Goofy Men of the Sixties' prance 'round the globe looking for radical waves of righteous quality in places like Africa (where PC had not yet been discovered, it seems). The surfing footage, homeade to the last, is as often dulling to the action as it is enhancing to it. It's more of a snapshot (dig those low gas prices, man!), really, than a genre exercise or, even further stretches like (gulp), artistic expression marrying itself to the craft of surfing. I was never for a moment bored, but was more often tickled by the period feel of it than the groovy feel of it.

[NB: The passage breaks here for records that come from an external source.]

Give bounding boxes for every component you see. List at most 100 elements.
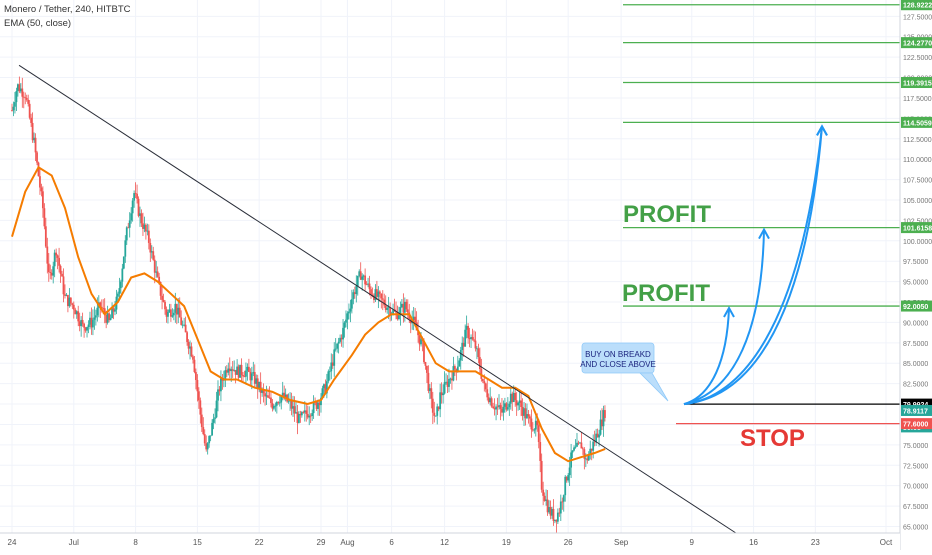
buy-callout[interactable]: BUY ON BREAKD AND CLOSE ABOVE [580, 342, 669, 402]
candle-body [184, 324, 187, 333]
candle-body [339, 337, 342, 342]
candle-body [402, 303, 405, 313]
candle-body [477, 348, 480, 358]
candle-body [312, 401, 315, 414]
candle-body [451, 378, 453, 381]
candle-body [92, 319, 94, 328]
candle-body [302, 412, 305, 413]
y-tick-label: 107.5000 [903, 178, 932, 185]
candle-body [77, 311, 80, 322]
candle-body [240, 364, 243, 375]
candle-body [311, 413, 314, 416]
candle-body [386, 308, 389, 310]
candle-body [171, 315, 174, 317]
candles [11, 76, 606, 533]
target-levels[interactable] [623, 4, 900, 425]
candle-body [46, 246, 49, 264]
candle-body [503, 403, 506, 407]
candle-body [533, 429, 536, 431]
candle-body [234, 370, 237, 375]
candle-body [401, 303, 403, 308]
candle-body [75, 311, 78, 315]
candle-body [502, 406, 505, 413]
level-tag-target[interactable] [901, 116, 932, 128]
candle-body [508, 403, 511, 408]
candle-body [501, 408, 503, 413]
candle-body [303, 410, 306, 413]
candle-body [136, 193, 138, 199]
candle-body [356, 275, 359, 287]
candle-body [583, 449, 586, 459]
candle-body [476, 348, 478, 350]
candle-body [268, 397, 271, 399]
last-price-tag[interactable] [901, 404, 932, 416]
candle-body [190, 346, 193, 357]
candle-body [334, 348, 337, 350]
y-tick-label: 122.5000 [903, 55, 932, 62]
candle-body [361, 276, 364, 280]
candle-body [68, 297, 71, 307]
candle-body [308, 415, 311, 418]
candle-body [548, 507, 550, 513]
candle-body [152, 251, 155, 260]
level-tag-target[interactable] [901, 222, 932, 234]
candle-body [596, 433, 599, 438]
candle-body [34, 137, 37, 153]
candle-body [443, 382, 446, 394]
candle-body [371, 294, 374, 296]
candle-body [78, 321, 81, 327]
candle-body [72, 304, 75, 310]
candle-body [406, 309, 409, 313]
candle-body [452, 366, 455, 381]
candle-body [278, 402, 281, 404]
candle-body [526, 414, 528, 419]
level-tag-stop[interactable] [901, 418, 932, 430]
candle-body [487, 397, 490, 403]
candle-body [150, 251, 153, 253]
candle-body [458, 360, 461, 367]
candle-body [56, 255, 59, 258]
x-tick-label: 23 [811, 538, 820, 547]
candle-body [177, 307, 180, 315]
level-tag-target[interactable] [901, 300, 932, 312]
candle-body [483, 381, 486, 384]
level-tag-entry[interactable] [901, 398, 932, 410]
candle-body [305, 410, 308, 414]
candle-body [348, 311, 350, 314]
candle-body [552, 508, 555, 521]
level-tag-target[interactable] [901, 77, 932, 89]
candle-body [296, 412, 299, 423]
candle-body [133, 193, 136, 201]
candle-body [178, 307, 181, 318]
level-tag-target[interactable] [901, 0, 932, 11]
candle-body [437, 406, 440, 410]
candle-body [540, 460, 543, 490]
candle-body [284, 394, 287, 399]
candle-body [203, 434, 206, 444]
candle-body [573, 447, 575, 451]
candle-body [186, 332, 188, 343]
y-tick-label: 110.0000 [903, 157, 932, 164]
candle-body [468, 337, 471, 340]
profit-arrow [683, 229, 765, 406]
candle-body [420, 339, 422, 345]
candle-body [215, 400, 218, 418]
x-tick-label: Aug [340, 538, 354, 547]
candle-body [331, 362, 334, 366]
candle-body [521, 407, 524, 416]
candle-body [44, 226, 47, 247]
candle-body [493, 408, 496, 410]
candle-body [467, 325, 470, 338]
candle-body [577, 442, 580, 444]
candle-body [112, 308, 115, 312]
candle-body [49, 271, 52, 273]
y-tick-label: 82.5000 [903, 382, 928, 389]
candle-body [509, 393, 512, 404]
candle-body [47, 263, 50, 272]
candle-body [100, 306, 103, 309]
candle-body [321, 388, 324, 398]
level-tag-target[interactable] [901, 37, 932, 49]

Bonus points for getting Randy to tell me that his cronies and he watched this and giggled through it like it was a slapstick comedy (apparently).



Empire of the Sun (B+)(7/26)
Steven Spielberg, 1987.

Though it falls in the unfortunately oversized bucket of films I've tried more than once to stay awake through, Spielberg's wartime evocation - while obviously made in the style of his wonderment-in-Hollywood days of the 1980s and early 1990s (all the way up to Jurassic Park) - is something of greatness mostly because it eschews then-this-happened regiment and flirts with aimless, day-to-day ramblings; Coasts on fumes only so long, though, before collapsing into over wrought sentimentality. Christian Bale and John Malkovich, the cheap TV Guide reviews would say, were seldom better.